In all three classes I have to blog for, people are either enthusiastic towards or terrified of having to blog (with very few in between).  In part, I do think some of the terror might come from a person’s definition of a blog.

So often, blogs are described as online journals, which I think is completely unfair to them (and us).  The first blogging platform I ever used was LiveJournal (there was also InsaneJournal and GreatestJournal to pick from back in the day–IJ is still around), so the naming of it didn’t help.  But by equating a blog to an online journal, we’re already limiting its potential use.  I think a lot of people then go into blogs thinking it’s just a written version of your super-personal thoughts.  Of course that would be terrifying!
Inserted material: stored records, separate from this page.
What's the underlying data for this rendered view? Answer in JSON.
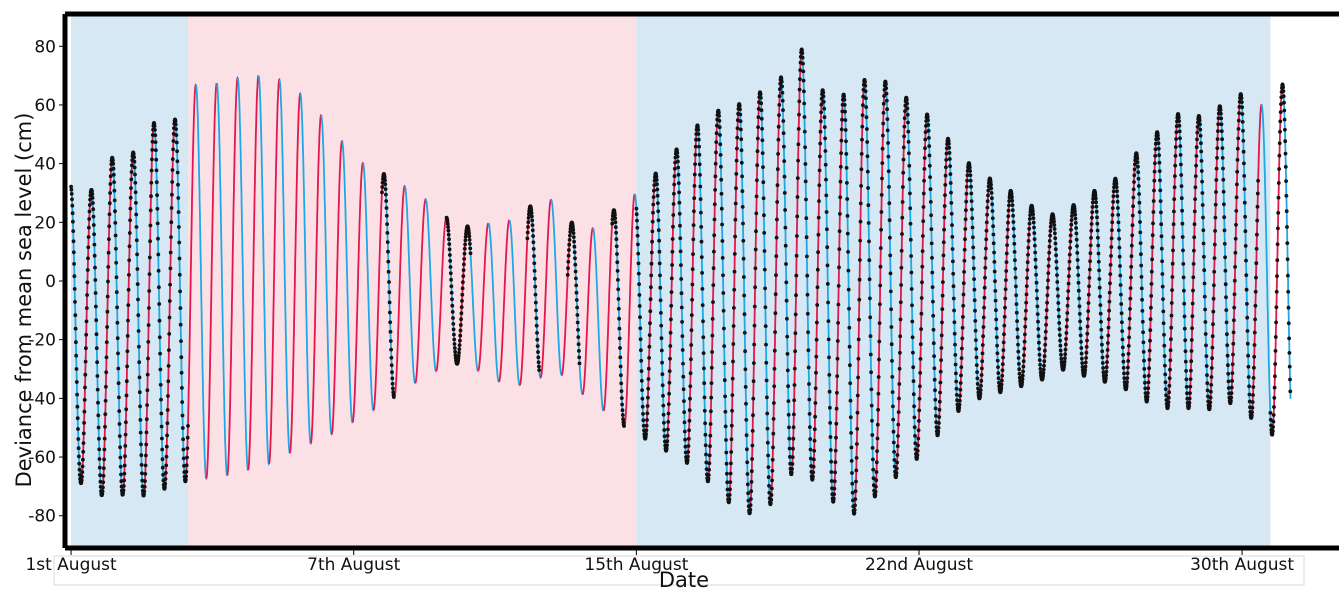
{
  "chart_data": {
    "type": "line",
    "title": "",
    "xlabel": "Date",
    "ylabel": "Deviance from mean sea level (cm)",
    "x_unit": "days of August",
    "xlim": [
      0.85,
      32.4
    ],
    "ylim": [
      -91,
      91
    ],
    "y_ticks": [
      80,
      60,
      40,
      20,
      0,
      -20,
      -40,
      -60,
      -80
    ],
    "x_ticks": [
      {
        "x": 1,
        "label": "1st August"
      },
      {
        "x": 8,
        "label": "7th August"
      },
      {
        "x": 15,
        "label": "15th August"
      },
      {
        "x": 22,
        "label": "22nd August"
      },
      {
        "x": 30,
        "label": "30th August"
      }
    ],
    "shaded_periods": [
      {
        "start": 1.0,
        "end": 3.9,
        "color": "#d5e8f4"
      },
      {
        "start": 3.9,
        "end": 15.0,
        "color": "#fbe1e5"
      },
      {
        "start": 15.0,
        "end": 30.7,
        "color": "#d5e8f4"
      }
    ],
    "colors": {
      "rising_tide": "#e2174d",
      "falling_tide": "#1fa8e6",
      "observations": "#111111"
    },
    "grid": false,
    "legend": "none",
    "envelope": {
      "day": [
        1.0,
        1.5,
        2.0,
        2.5,
        3.0,
        3.5,
        4.0,
        4.5,
        5.0,
        5.5,
        6.0,
        6.5,
        7.0,
        7.5,
        8.0,
        8.5,
        9.0,
        9.5,
        10.0,
        10.5,
        11.0,
        11.5,
        12.0,
        12.5,
        13.0,
        13.5,
        14.0,
        14.5,
        15.0,
        15.5,
        16.0,
        16.5,
        17.0,
        17.5,
        18.0,
        18.5,
        19.0,
        19.5,
        20.0,
        20.5,
        21.0,
        21.5,
        22.0,
        22.5,
        23.0,
        23.5,
        24.0,
        24.5,
        25.0,
        25.5,
        26.0,
        26.5,
        27.0,
        27.5,
        28.0,
        28.5,
        29.0,
        29.5,
        30.0,
        30.5,
        31.0
      ],
      "high_water": [
        33,
        31,
        42,
        43,
        54,
        53,
        67,
        67,
        69,
        70,
        70,
        66,
        60,
        51,
        43,
        37,
        36,
        29,
        27,
        18,
        19,
        20,
        21,
        27,
        28,
        18,
        18,
        25,
        30,
        37,
        45,
        53,
        58,
        60,
        64,
        67,
        82,
        66,
        62,
        68,
        70,
        64,
        60,
        52,
        44,
        36,
        34,
        28,
        24,
        22,
        28,
        32,
        36,
        46,
        52,
        58,
        56,
        60,
        64,
        60,
        67
      ],
      "low_water": [
        -66,
        -72,
        -74,
        -72,
        -74,
        -69,
        -68,
        -67,
        -66,
        -64,
        -62,
        -58,
        -55,
        -52,
        -48,
        -44,
        -40,
        -35,
        -31,
        -28,
        -30,
        -34,
        -36,
        -34,
        -30,
        -37,
        -42,
        -48,
        -52,
        -56,
        -60,
        -64,
        -72,
        -78,
        -80,
        -74,
        -62,
        -70,
        -77,
        -80,
        -72,
        -66,
        -60,
        -52,
        -44,
        -40,
        -38,
        -36,
        -34,
        -30,
        -32,
        -34,
        -36,
        -40,
        -44,
        -42,
        -46,
        -40,
        -44,
        -50,
        -55
      ]
    },
    "observation_periods": [
      [
        1.0,
        3.9
      ],
      [
        8.7,
        9.0
      ],
      [
        10.3,
        10.9
      ],
      [
        12.3,
        12.6
      ],
      [
        13.3,
        13.6
      ],
      [
        14.4,
        14.7
      ],
      [
        15.0,
        30.4
      ],
      [
        30.7,
        31.2
      ]
    ]
  }
}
But that’s the brilliant part about blogs:  they really can be whatever you want them to be.  Some of the catchiest online presences around have nothing to do with presenting the person as they actually are.  @feministhulk on Twitter is one of my favorite personas.  Yes, I’m sure whoever runs that account is probably a feminist.  But I somehow doubt they walk around talking in Lou Ferrigno voice (which is disappointing…) spouting feminist agendas all day long.  Twitter is their vehicle to have fun and say something they want to say in a unique and reative way.

Dr. Fowler did get me thinking about this all of last night–why are people reticent to blogging?  What is so problematic about it?  If you see a blog as only an online place to dump your padlocked-secret-Lisa-Frank-journal thoughts, then yeah, that is terrifying.  But if it’s a way to have fun with something your interested in, even if it’s not particularly unique (your way of saying it is probably way more unique then you could ever realize), a blog becomes a very special outlet for your creativity and imagination.

I called this post “blogging as subversion” because right now, that’s how I’m seeing them.  We’ve been talking so much in Dean DePauw’s class about tenure, promotion, and the all-important difference between assistant, associate, and full professorships. The hoops one has to jump through include publishing peer-reviewed journal articles and books through university press  publishing are daunting.  In my mind, we’re automatically limiting who receives this information by picking these expensive, subscription-required (or access to a university library in some cases) media.  Glossies and mass media publications are bad.  Because, G-d forbid, we might actually be sharing knowledge with the masses.

Blogs are powerful and, yes, subversive.  I can write anything I want here.  It’s terrifying and dangerous.  It’s wonderful and awe-inspiring.  I can come up with new ideas here and get feedback from all of the world.  And yes, someone might then steal my idea and write about it, but it’s still my idea.  And I can go publish something too, because the idea will be in my own words and will be said differently by me than anyone else can.

Do I want people to read a book I might write someday?  Absolutely.  And yes, the selfish “I Need Validation For My Hard Work!!!!! Look at meeee!!!” reasons are there, jumping around somewhere in my Id.  But honestly, books are a medium, like so many, that hits everyone in a different way.  I’d rather have a book I write mean something to one person then to sit on a shelf in a university library (because their the only one’s who can afford it) doing nothing.  How often have you been the first person to check out a book since the 1950s at the library?  It’s sad, isn’t it?  What’s the point of all this school and learning if we can’t share what we’ve learned with people outside of this crazy academia bubble we live in?

Blogging might be an answer to this situation.  Why not go into it thinking that maybe we can change the world with our words?  That sounds ridiculous and trite as I write it, but why not dream big?  I’d rather dream the impossimprobable (neologisms are fun!) then not even try.  If blogging isn’t working for you, figure out why.  Make up a character.  Blog about something you actually despise just to see if you can.  Have fun.  Be subversive.